LUNES 24 DE JULIO DE 2000

 


* Cuauhtémoc Medina *

El derecho a la contemporaneidad

Jornadas atrás, Teresa del Conde pasó a cuchillo mis opiniones sobre el desdibujamiento de las disciplinas artísticas. Acepto gustoso la polémica, no para dirimir las inclinaciones incompatibles de dos críticos de arte, sino para ventilar una problemática que divide a prácticantes, cuestiona el tipo de institución artística que habitamos y permea la batalla de la periferia "tercermundista" por el derecho a la contemporaneidad. Bastará con analizar dos malentendidos que son proyecciones de Del Conde, es decir, indicios de cómo quisiera que fuera su adversario.

Nunca dije que el sector regresivo del arte mexicano fuera el único que se desgañita por presupuestos o becas, sino que los concursos, los salones, las becas, la educación artística y buena parte de las exposiciones están anacrónicamente clasificados por disciplinas específicas y que la continuidad local de la rutina de los géneros "tradicionales" se debe en gran parte a la vida artificial que les brinda el sistema de promoción y educación. Tenemos exposiciones de "ceramistas" curadas sobre la base indolente de agrupar a los artistas que trabajan con barro o premios que incitan a los estudiantes a especializarse como escultores en metal. Yo iría más lejos: la institución concibe la clasificación disciplinaria como un modo de neutralizar a la cultura contemporánea.
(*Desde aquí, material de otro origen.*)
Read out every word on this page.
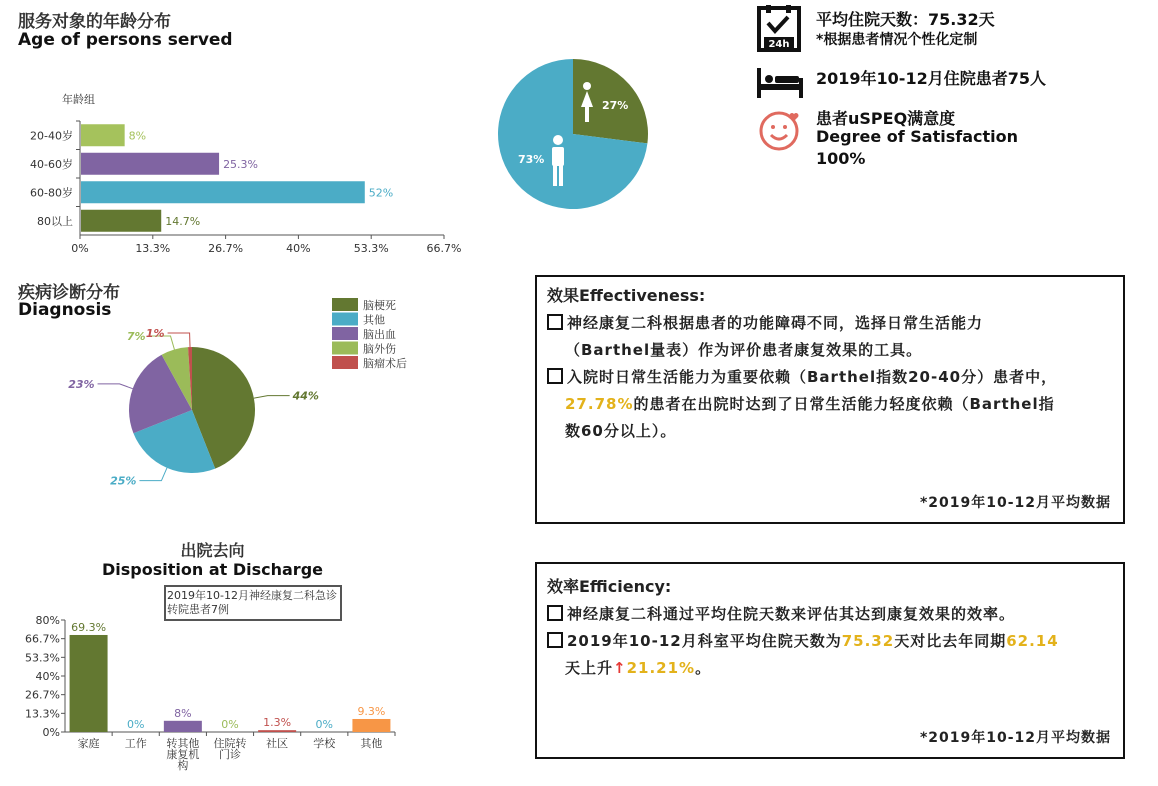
服务对象的年龄分布
Age of persons served
年龄组
20-40岁	8%
40-60岁	25.3%
60-80岁	52%
80以上	14.7%
0%	13.3%	26.7%	40%	53.3%	66.7%
27%
73%
24h
平均住院天数：75.32天
*根据患者情况个性化定制
2019年10-12月住院患者75人
患者uSPEQ满意度
Degree of Satisfaction
100%
疾病诊断分布
Diagnosis
44%
25%
23%
7% 1%
脑梗死
其他
脑出血
脑外伤
脑瘤术后
出院去向
Disposition at Discharge
2019年10-12月神经康复二科急诊转院患者7例
0%
13.3%
26.7%
40%
53.3%
66.7%
80%
69.3%
家庭
0%
工作
8%
转其他康复机构
0%
住院转门诊
1.3%
社区
0%
学校
9.3%
其他
效果Effectiveness:
神经康复二科根据患者的功能障碍不同，选择日常生活能力
（Barthel量表）作为评价患者康复效果的工具。
入院时日常生活能力为重要依赖（Barthel指数20-40分）患者中，
27.78%的患者在出院时达到了日常生活能力轻度依赖（Barthel指
数60分以上）。
*2019年10-12月平均数据
效率Efficiency:
神经康复二科通过平均住院天数来评估其达到康复效果的效率。
2019年10-12月科室平均住院天数为75.32天对比去年同期62.14
天上升↑21.21%。
*2019年10-12月平均数据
A últimas fechas, la mayoría de los artistas de punta definen su obra en torno a un concepto móvil, nomádico, problemático de "arte contemporáneo" en general. Pero si la obra de Francis Alÿs --por ejemplo-- pone en conflicto la existencia de la noción de "pintura", "caminata", "escultura" y "mito urbano", la escena anacrónica se esfuerza por encerrarla en un cajón de sastre llamado "medios alternativos" o "medios conceptuales" a fin de circunscribir y anular su capacidad de perturbación y seducción. Ya Bataille lo advertía en 1929: la razón clasifica lo inclasificable bajo el concepto de "lo informe", con el fin de aplastarlo como a una araña.

Tampoco es cierto que se plantee una batalla entre los últimos defensores de la civilización estética y las huestes de vándalos/críticos new wave que se han confabulado para asesinar la pintura. Para los artistas contemporáneos matar a la pintura es tan poco excitante como planear el "magnicidio" de los muy austriacos herederos de Moctezuma o cualquier otra dinastía interrumpida.

Curiosamente, la razón es que somos los públicos y practicantes del arte contemporáneo no-específico quienes tenemos una noción clara de la relevancia cultural/política/civilizatoria/epistemológica que tuvo la pintura en los siglos XIX y XX. Hace algunos decenios era posible proponerse en pintura (o mediante la defensa de los medios artísticos específicos) tareas tales como la sustitución del icono religioso por el cuadrado blanco (Malevich), la excitación a la acción revolucionaria (muralistas mexicanos), la pervivencia de la invención cultural bajo el capitalismo (Clement Greenberg en 1939), el desafío al escepticismo (Michael Fried o Stanley Cavell), o contener el avance cultural del anti-humanismo industrial estadunidense (Marta Traba). Lo que se discute hoy exclusivamente por medio de pinceles y cuadros (salvo en casos "testamentarios", como Gerhard Richter) configura un género residual, si no es que abiertamente conservador.

La prueba misma la proporciona Teresa del Conde con su defensa de la cultura "de calidad". Del Conde afirma dogmáticamente que "hay jerarquías en las artes y las seguirá habiendo." Hace algunos años fue todavía más explícita: nos advertía que la sola introducción del concepto de "democracia" en nuestro debate sobre arte equivalía al "triunfo de la vulgaridad." Concluyamos: Ƒqué nos propone Teresa del Conde? La persistencia del privilegio de la alta cultura y la superioridad de sus practicantes. En cambio, quienes práctican una (re)invención constante del concepto de arte al menos afrontan la desesperación de una estética de la crisis. Y en los casos más precisos, intentan desafiar, aunque sea simbólicamente, el funcionamiento de la cotidianidad sobre-estetizada de esta fase de modernización capitalista que, por la vía del diseño y la publicidad, vuelve banal y meramente retórico todo lo que fue "grandioso" del arte tradicional.